Я сел и наклонился вперед.
— Да, отпала.
— Наверное, где-то по пути сюда. Я потел, как гиппопотам. И два пластыря с руки отклеились. Не знаю, когда успели.
— А есть разница? Кровь уже не идет.
— Это хорошо, — согласился я, — но мне бы следовало слезть вниз и поискать остатки повязки со спины. Она большая.
— Забудь про нее, — сказала Кэт.
— А если Снегович ее найдет?
— То — что случится? Когда он увидит, что нас нет в машине, он поймет, что мы подались в скалы. Куда нам еще деваться. Ему не нужна будет повязка, чтобы понять, где мы — прятаться тут больше негде. А теперь приляг, пожалуйста. Я еще не закончила.

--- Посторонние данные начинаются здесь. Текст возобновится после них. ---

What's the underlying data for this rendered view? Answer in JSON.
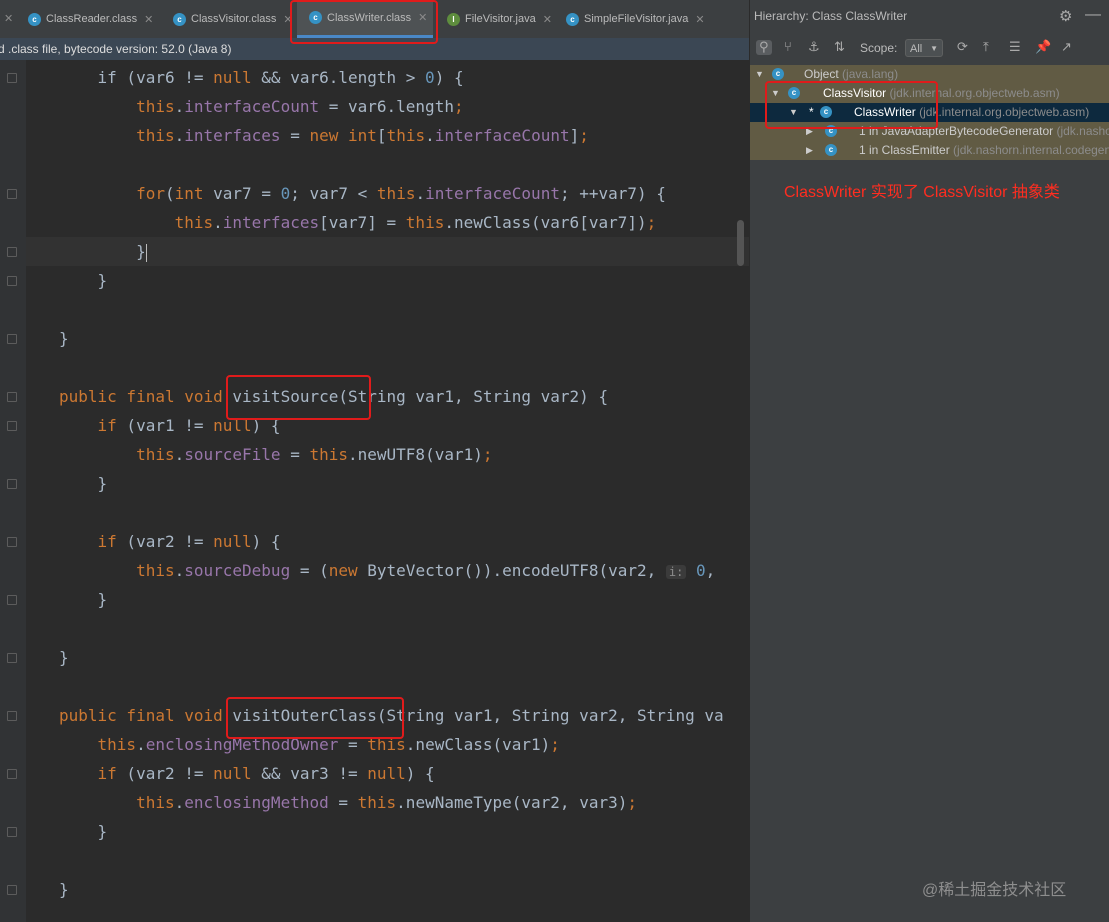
{
  "tabs": [
    {
      "label": "ClassReader.class",
      "kind": "class",
      "active": false
    },
    {
      "label": "ClassVisitor.class",
      "kind": "class",
      "active": false
    },
    {
      "label": "ClassWriter.class",
      "kind": "class",
      "active": true
    },
    {
      "label": "FileVisitor.java",
      "kind": "java",
      "active": false
    },
    {
      "label": "SimpleFileVisitor.java",
      "kind": "java",
      "active": false
    }
  ],
  "info_bar": "d .class file, bytecode version: 52.0 (Java 8)",
  "code_lines": [
    [
      [
        "    ",
        ""
      ],
      [
        "if",
        ""
      ],
      [
        " (var6 != ",
        ""
      ],
      [
        "null",
        "k"
      ],
      [
        " && var6.length > ",
        ""
      ],
      [
        "0",
        "n"
      ],
      [
        ") {",
        ""
      ]
    ],
    [
      [
        "        ",
        ""
      ],
      [
        "this",
        "k"
      ],
      [
        ".",
        ""
      ],
      [
        "interfaceCount",
        "f"
      ],
      [
        " = var6.length",
        ""
      ],
      [
        ";",
        "k"
      ]
    ],
    [
      [
        "        ",
        ""
      ],
      [
        "this",
        "k"
      ],
      [
        ".",
        ""
      ],
      [
        "interfaces",
        "f"
      ],
      [
        " = ",
        ""
      ],
      [
        "new",
        "k"
      ],
      [
        " ",
        ""
      ],
      [
        "int",
        "k"
      ],
      [
        "[",
        ""
      ],
      [
        "this",
        "k"
      ],
      [
        ".",
        ""
      ],
      [
        "interfaceCount",
        "f"
      ],
      [
        "]",
        ""
      ],
      [
        ";",
        "k"
      ]
    ],
    [],
    [
      [
        "        ",
        ""
      ],
      [
        "for",
        "k"
      ],
      [
        "(",
        ""
      ],
      [
        "int",
        "k"
      ],
      [
        " var7 = ",
        ""
      ],
      [
        "0",
        "n"
      ],
      [
        "; var7 < ",
        ""
      ],
      [
        "this",
        "k"
      ],
      [
        ".",
        ""
      ],
      [
        "interfaceCount",
        "f"
      ],
      [
        "; ++var7) {",
        ""
      ]
    ],
    [
      [
        "            ",
        ""
      ],
      [
        "this",
        "k"
      ],
      [
        ".",
        ""
      ],
      [
        "interfaces",
        "f"
      ],
      [
        "[var7] = ",
        ""
      ],
      [
        "this",
        "k"
      ],
      [
        ".newClass(var6[var7])",
        ""
      ],
      [
        ";",
        "k"
      ]
    ],
    [
      [
        "        }",
        ""
      ]
    ],
    [
      [
        "    }",
        ""
      ]
    ],
    [],
    [
      [
        "}",
        ""
      ]
    ],
    [],
    [
      [
        "public final void",
        "k"
      ],
      [
        " visitSource(String var1, String var2) {",
        ""
      ]
    ],
    [
      [
        "    ",
        ""
      ],
      [
        "if",
        "k"
      ],
      [
        " (var1 != ",
        ""
      ],
      [
        "null",
        "k"
      ],
      [
        ") {",
        ""
      ]
    ],
    [
      [
        "        ",
        ""
      ],
      [
        "this",
        "k"
      ],
      [
        ".",
        ""
      ],
      [
        "sourceFile",
        "f"
      ],
      [
        " = ",
        ""
      ],
      [
        "this",
        "k"
      ],
      [
        ".newUTF8(var1)",
        ""
      ],
      [
        ";",
        "k"
      ]
    ],
    [
      [
        "    }",
        ""
      ]
    ],
    [],
    [
      [
        "    ",
        ""
      ],
      [
        "if",
        "k"
      ],
      [
        " (var2 != ",
        ""
      ],
      [
        "null",
        "k"
      ],
      [
        ") {",
        ""
      ]
    ],
    [
      [
        "        ",
        ""
      ],
      [
        "this",
        "k"
      ],
      [
        ".",
        ""
      ],
      [
        "sourceDebug",
        "f"
      ],
      [
        " = (",
        ""
      ],
      [
        "new",
        "k"
      ],
      [
        " ByteVector()).encodeUTF8(var2, ",
        ""
      ],
      [
        "i:",
        "hint"
      ],
      [
        " ",
        ""
      ],
      [
        "0",
        "n"
      ],
      [
        ",",
        ""
      ]
    ],
    [
      [
        "    }",
        ""
      ]
    ],
    [],
    [
      [
        "}",
        ""
      ]
    ],
    [],
    [
      [
        "public final void",
        "k"
      ],
      [
        " visitOuterClass(String var1, String var2, String va",
        ""
      ]
    ],
    [
      [
        "    ",
        ""
      ],
      [
        "this",
        "k"
      ],
      [
        ".",
        ""
      ],
      [
        "enclosingMethodOwner",
        "f"
      ],
      [
        " = ",
        ""
      ],
      [
        "this",
        "k"
      ],
      [
        ".newClass(var1)",
        ""
      ],
      [
        ";",
        "k"
      ]
    ],
    [
      [
        "    ",
        ""
      ],
      [
        "if",
        "k"
      ],
      [
        " (var2 != ",
        ""
      ],
      [
        "null",
        "k"
      ],
      [
        " && var3 != ",
        ""
      ],
      [
        "null",
        "k"
      ],
      [
        ") {",
        ""
      ]
    ],
    [
      [
        "        ",
        ""
      ],
      [
        "this",
        "k"
      ],
      [
        ".",
        ""
      ],
      [
        "enclosingMethod",
        "f"
      ],
      [
        " = ",
        ""
      ],
      [
        "this",
        "k"
      ],
      [
        ".newNameType(var2, var3)",
        ""
      ],
      [
        ";",
        "k"
      ]
    ],
    [
      [
        "    }",
        ""
      ]
    ],
    [],
    [
      [
        "}",
        ""
      ]
    ]
  ],
  "hierarchy": {
    "title": "Hierarchy:  Class ClassWriter",
    "scope_label": "Scope:",
    "scope_value": "All",
    "rows": [
      {
        "name": "Object",
        "pkg": "(java.lang)"
      },
      {
        "name": "ClassVisitor",
        "pkg": "(jdk.internal.org.objectweb.asm)"
      },
      {
        "name": "ClassWriter",
        "pkg": "(jdk.internal.org.objectweb.asm)",
        "prefix": "*"
      },
      {
        "name": "1 in JavaAdapterBytecodeGenerator",
        "pkg": "(jdk.nashorn.internal)"
      },
      {
        "name": "1 in ClassEmitter",
        "pkg": "(jdk.nashorn.internal.codegen)"
      }
    ]
  },
  "annotation": "ClassWriter 实现了 ClassVisitor 抽象类",
  "watermark": "@稀土掘金技术社区",
  "colors": {
    "annotation": "#ff2d20",
    "highlight_box": "#e01b1b",
    "selection": "#0d293e"
  }
}
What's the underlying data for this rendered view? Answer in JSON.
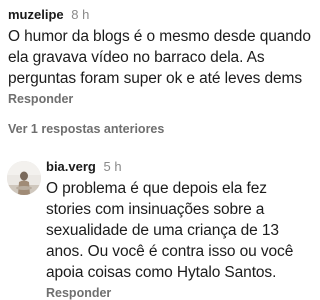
{
  "comments": [
    {
      "username": "muzelipe",
      "time": "8 h",
      "lines": [
        "O humor da blogs é o mesmo desde quando",
        "ela gravava vídeo no barraco dela. As",
        "perguntas foram super ok e até leves dems"
      ],
      "reply_label": "Responder"
    }
  ],
  "view_replies_label": "Ver 1 respostas anteriores",
  "reply": {
    "username": "bia.verg",
    "time": "5 h",
    "avatar_icon": "profile-photo",
    "lines": [
      "O problema é que depois ela fez",
      "stories com insinuações sobre a",
      "sexualidade de uma criança de 13",
      "anos. Ou você é contra isso ou você",
      "apoia coisas como Hytalo Santos."
    ],
    "reply_label": "Responder"
  },
  "colors": {
    "text": "#1a1a1a",
    "muted": "#8a8a8a",
    "action": "#6f6f6f",
    "background": "#ffffff"
  }
}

Я откинулся на спину снова.
Кэт села по-турецки у моего плеча, склонилась надо мной и правой рукой продолжила обтирать мое лицо. Наверное, хотела, чтобы на мне не осталось ни капельки крови. Прервавшись ненадолго, она обмотала указательный палец тканью моей рубашки, послюнила и убрала потеки с моих век и уголков губ. Так обычно делают матери, вычищая чад от шоколадных разводов.
— Вот теперь — славно, — пробормотала она.
Расправив рубашку, она прикусила краешек подола и разорвала спереди до самого ворота. Орудуя быстро и умело, она превратила мою многострадальную одежку в ворох широких лоскутков с обтрепанными концами.
— Хорошая была рубашка, — вздохнул я.
— Уж прости, но в ее гибели не я виновата. Ты ее всю кровью заляпал.
Сделав из клочка что-то вроде заплатки, она мягко прижала ее к ране над бровью и прихватила длинной полоской потоньше.
— Носи с честью, — объявила она.
— Белую рубашку можно надеть два раза. Потом она становится серой и ее еще долго можно носить. С честью, — ухмыльнулся я.
Кэт рассмеялась.
— Все время я тебя чищу, — покачивая головой, она переключилась на мои грудь и живот. — Забавно, правда?
— Я просто такой монументальный человечище.
— Смотри, как бы твой монумент Снегом не завалило. — Кэт улыбнулась, но — как-то вяло и коротко. Потом — посерьезнела. — Мне очень жаль, что я впутала тебя в это, Сэм.
— А мне не жаль. Это факт.
— Я и думать не думала, что все пойдет так далеко. — Она посмотрела мне прямо в глаза. — Я думала, мы убьем Эллиота, свалим его где-нибудь в глуши, и этим все кончится. Как я только могла знать… что все будет вот так вот плохо.
— Кэт, слава Богу, что ты меня вытащила.
— Но я не должна была!
— Ты не понимаешь. Для меня все как-то даже слишком хорошо… До прошлой ночи я думал, что никогда не увижу тебя снова. Я почти смирился. И тут… вдруг… такой необычный шанс вновь оказаться с тобой…
— Ты так говоришь, будто быть со мной — невесть какое счастье.
— Ты — то единственное счастье, что имеет для меня значение.
Сказавши, я мигом осознал, как дешево и патетично это все, наверное, прозвучало. Но слово — не воробей. Да и после всего того, что мы с ней прошли, был ли мне смысл скрывать это от нее?
— Боже, Сэм, — сказала Кэт чуть дрогнувшим голосом. Прикрыла глаза рукой. — Почему я не вернулась к тебе сама?
— Наверное, не могла.
— Вот еще. — Она всхлипнула, смахнула слезы. — Ты был такой славный парень. А я просто оставила тебя за спиной.
— Твои родители переезжали.
— Да разве это оправдание? Да и потом… тогда мне казалось, что ты не тот парень, который мне нужен.
— Какого же парня тебе хотелось?
— Какого-нибудь озабоченного садиста, очевидно же. — Она положила руку мне на грудь и засмеялась, но смех больше напоминал сдавленные рыдания. — Жаль, что ты этого тогда не понял, правда? Забудь про поэзию и заставь меня кричать. Ох.